Mais il n’est pas inutile de dire que le dirigeant actuel de ces recrues ne participa aucunement (ni directement ni indirectement) aux travaux de l’Internationale communiste, pas plus dans les congrès que dans les commissions, pas même dans la besogne préparatoire, dont naturellement la plus grande part incombait au parti russe. Il n’existe pas un seul document pouvant témoigner non pas seulement d’une participation créatrice à l’œuvre des quatre premiers congrès, mais même d’un intérêt sérieux de celui-ci envers leurs travaux.

Les choses, au surplus, ne se bornent pas là. Si l’on examine les listes des délégués aux quatre premiers congrès, c’est-à-dire les listes des premiers amis de la révolution d’Octobre, des plus dévoués, des fondateurs de l’Internationale communiste, des collaborateurs immédiats de Lénine dans le domaine international, il se trouve qu’à fort peu d’exceptions près, tous ceux-ci furent après la mort de Lénine, non seulement écartés de la direction, mais également exclus de l’Internationale communiste. Cela est aussi vrai pour l’Union soviétique que pour la France, pour l’Allemagne, pour l’Italie, pour la Scandinavie, pour la Tchécoslovaquie, aussi vrai pour l’Europe que pour l’Amérique. Ainsi la ligne de Lénine serait attaquée par ceux qui l’avaient élaborée avec lui. Elle serait défendue par ceux qui la combattaient de son vivant et qui n’ont adhéré à l’Internationale communiste que dans les toutes dernières années, ignorant ce qui s’était passé hier, et ne songeant pas au lendemain.

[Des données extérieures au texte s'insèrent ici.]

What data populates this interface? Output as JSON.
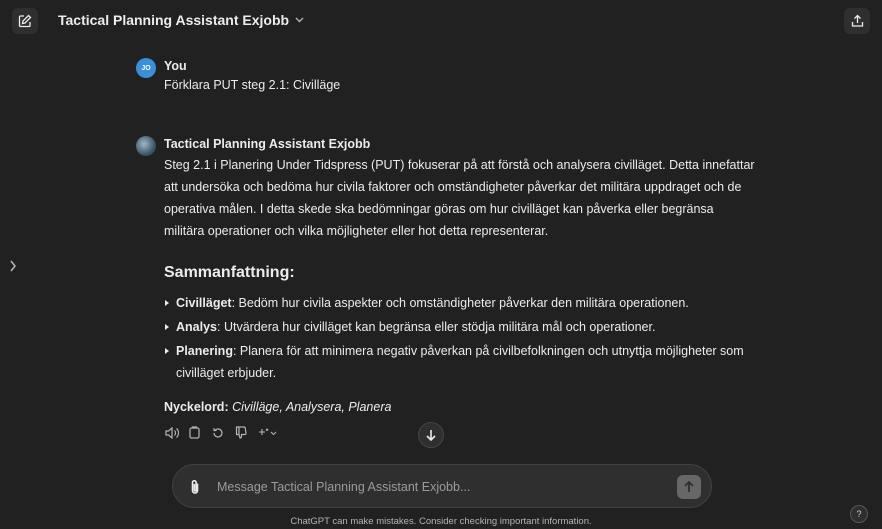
{
  "header": {
    "title": "Tactical Planning Assistant Exjobb"
  },
  "conversation": {
    "user_message": {
      "author": "You",
      "avatar_initials": "JO",
      "text": "Förklara PUT steg 2.1: Civilläge"
    },
    "assistant_message": {
      "author": "Tactical Planning Assistant Exjobb",
      "paragraph": "Steg 2.1 i Planering Under Tidspress (PUT) fokuserar på att förstå och analysera civilläget. Detta innefattar att undersöka och bedöma hur civila faktorer och omständigheter påverkar det militära uppdraget och de operativa målen. I detta skede ska bedömningar göras om hur civilläget kan påverka eller begränsa militära operationer och vilka möjligheter eller hot detta representerar.",
      "summary_heading": "Sammanfattning:",
      "bullets": [
        {
          "term": "Civilläget",
          "text": ": Bedöm hur civila aspekter och omständigheter påverkar den militära operationen."
        },
        {
          "term": "Analys",
          "text": ": Utvärdera hur civilläget kan begränsa eller stödja militära mål och operationer."
        },
        {
          "term": "Planering",
          "text": ": Planera för att minimera negativ påverkan på civilbefolkningen och utnyttja möjligheter som civilläget erbjuder."
        }
      ],
      "keywords_label": "Nyckelord:",
      "keywords_value": "Civilläge, Analysera, Planera"
    }
  },
  "composer": {
    "placeholder": "Message Tactical Planning Assistant Exjobb..."
  },
  "footer": {
    "disclaimer": "ChatGPT can make mistakes. Consider checking important information.",
    "help_label": "?"
  },
  "icons": {
    "edit": "edit-icon",
    "chevron": "chevron-down-icon",
    "share": "share-icon",
    "sidebar_toggle": "chevron-right-icon",
    "read_aloud": "speaker-icon",
    "copy": "copy-icon",
    "regenerate": "regenerate-icon",
    "thumbs_down": "thumbs-down-icon",
    "model_switch": "sparkle-icon",
    "scroll_down": "arrow-down-icon",
    "attach": "paperclip-icon",
    "send": "arrow-up-icon"
  }
}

Les résultats du changement de la politique et du personnel dirigeant ne sont que trop connus. A partir de 1923, l’Internationale communiste n’enregistre que des défaites : en Allemagne et en Bulgarie, en Angleterre et en Chine. Dans les autres pays, sans être aussi tragiques, les échecs furent aussi profonds. L’aveuglement de la direction en fut partout la cause immédiate. La plus profonde de ces défaites est celle que Staline prépare dans la république soviétique. C’est à croire qu’il s’est fixé pour but celui d’entrer dans l’Histoire avec le titre de grand organisateur de la défaite.

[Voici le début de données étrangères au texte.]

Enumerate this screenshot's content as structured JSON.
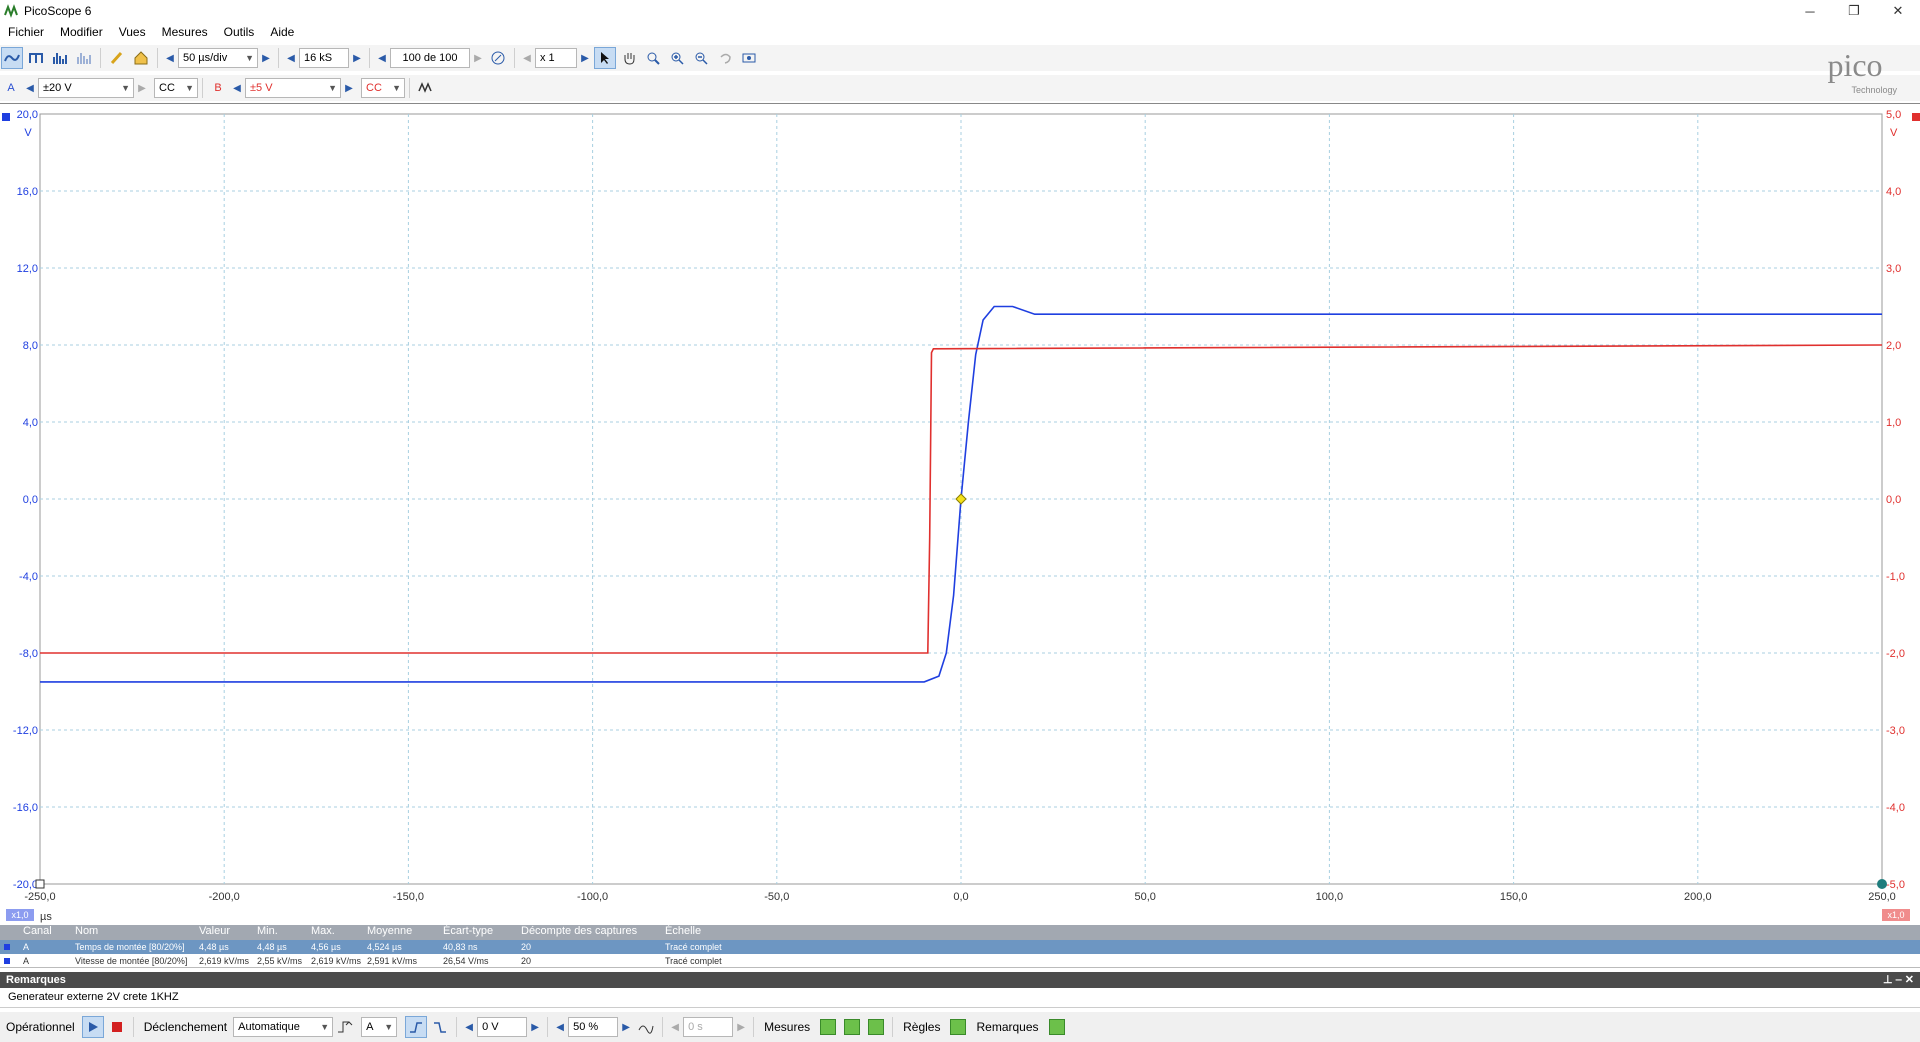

Dans la république des soviets les militants de l’Internationale communiste léniniste sont exilés, emprisonnés ou bannis. Il va de soi qu’en Allemagne et en France les choses n’en sont pas encore à la déportation. Mais ce n’est vraiment pas la faute des Thälmann, ni celle des Cachin. Ces « chefs » exigent de la police capitaliste qu’elle ne tolère pas les compagnons de lutte de Lénine sur le territoire de la démocratie bourgeoise. En 1916, Cachin justifiait mon expulsion de France en se servant d’arguments de chauvin déchaîné. Il exige aujourd’hui que je ne sois pas admis en France. Il ne fait après tout que continuer sa besogne comme je continue la mienne.

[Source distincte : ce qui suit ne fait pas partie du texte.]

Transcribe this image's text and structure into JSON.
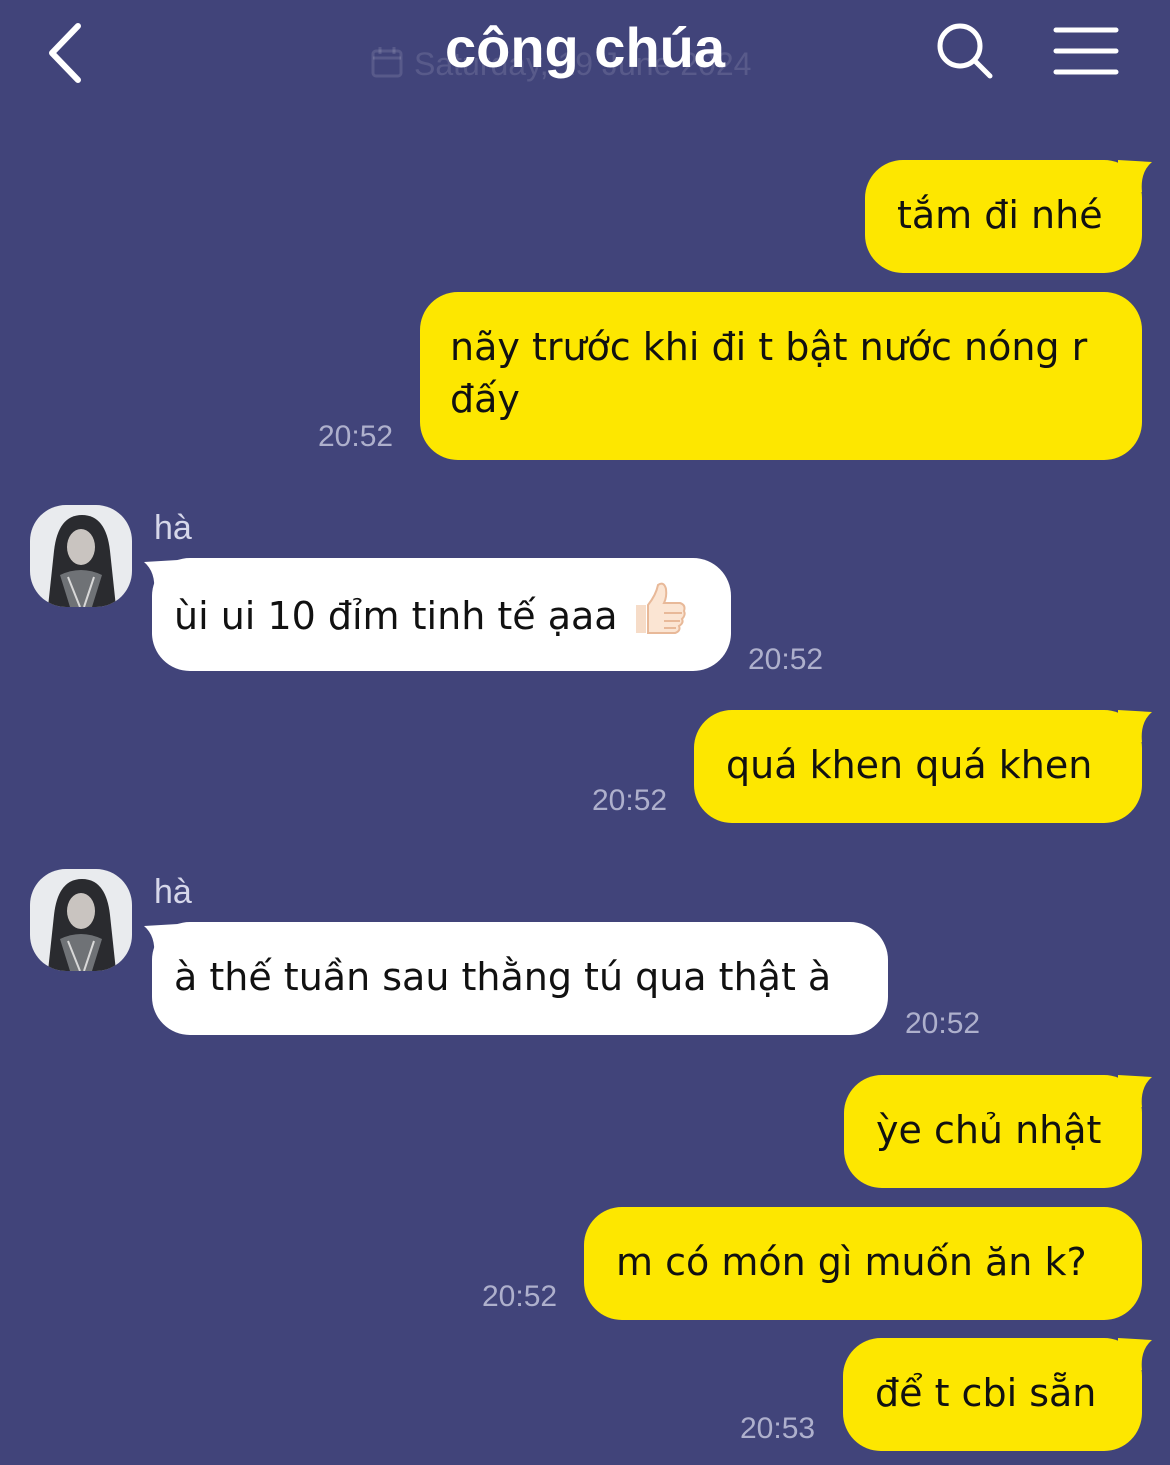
{
  "header": {
    "title": "công chúa",
    "ghost_date": "Saturday, 19 June 2024"
  },
  "contact": {
    "name": "hà"
  },
  "messages": [
    {
      "dir": "out",
      "text": "tắm đi nhé"
    },
    {
      "dir": "out",
      "text": "nãy trước khi đi t bật nước nóng r đấy",
      "time": "20:52"
    },
    {
      "dir": "in",
      "text": "ùi ui 10 đỉm tinh tế ạaa",
      "time": "20:52"
    },
    {
      "dir": "out",
      "text": "quá khen quá khen",
      "time": "20:52"
    },
    {
      "dir": "in",
      "text": "à thế tuần sau thằng tú qua thật à",
      "time": "20:52"
    },
    {
      "dir": "out",
      "text": "ỳe chủ nhật"
    },
    {
      "dir": "out",
      "text": "m có món gì muốn ăn k?",
      "time": "20:52"
    },
    {
      "dir": "out",
      "text": "để t cbi sẵn",
      "time": "20:53"
    }
  ],
  "colors": {
    "background": "#41447a",
    "outgoing_bubble": "#fde700",
    "incoming_bubble": "#ffffff",
    "timestamp": "#aeb0cc"
  },
  "icons": {
    "back": "chevron-left-icon",
    "search": "search-icon",
    "menu": "hamburger-menu-icon",
    "reaction": "thumbs-up-emoji"
  }
}
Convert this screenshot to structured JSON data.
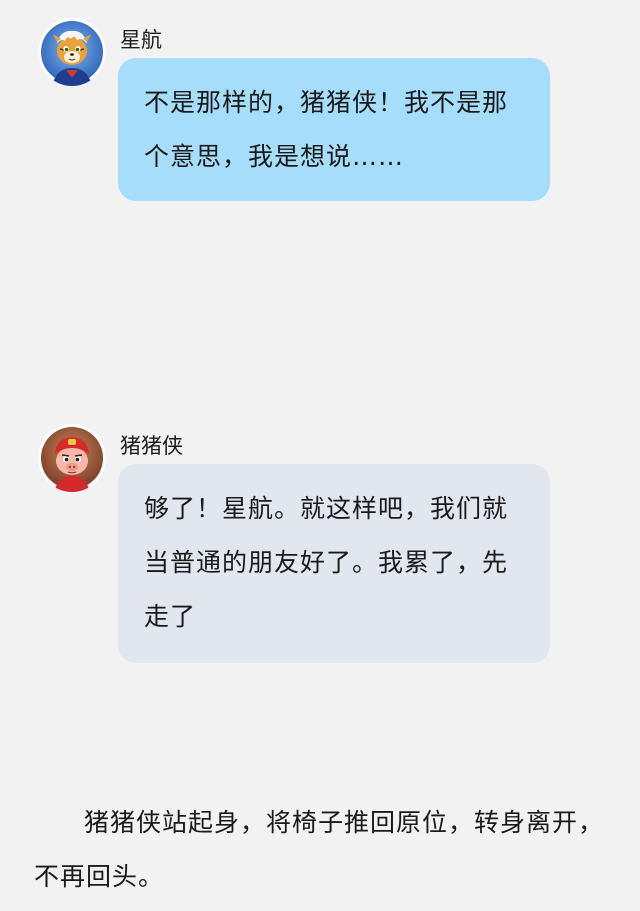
{
  "messages": [
    {
      "sender": "星航",
      "avatar_icon": "tiger-character-avatar",
      "bubble_color": "#a5ddfb",
      "text": "不是那样的，猪猪侠！我不是那个意思，我是想说……"
    },
    {
      "sender": "猪猪侠",
      "avatar_icon": "pig-hero-character-avatar",
      "bubble_color": "#e1e6ef",
      "text": "够了！星航。就这样吧，我们就当普通的朋友好了。我累了，先走了"
    }
  ],
  "narration": "猪猪侠站起身，将椅子推回原位，转身离开，不再回头。",
  "colors": {
    "background": "#f2f2f2",
    "text": "#1a1a1a"
  }
}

On le sait, au cours des quatre premiers congrès, je fus particulièrement mêlé aux affaires françaises. J’eus souvent à examiner avec Lénine les problèmes du mouvement ouvrier français. De temps à autre Lénine me demandait, plaisantant à demi pour la forme, mais très sérieusement au fond : « Ne considérez-vous pas avec trop d’indulgence les girouettes parlementaires du type Cachin ?» Je répondais que les Cachin ne constituent qu’une passerelle provisoire menant à la masse ouvrière française, mais que lorsque de sérieux révolutionnaires surgiront et se consolideront, ils balayeront de leur route les Cachin et consorts. Pour des raisons exposées en détail dans ce livre les choses traînent en longueur. Mais je ne doute pas un instant que les girouettes auront le sort qu’elles méritent. Le prolétariat a besoin d’outils en acier, non pas en fer-blanc.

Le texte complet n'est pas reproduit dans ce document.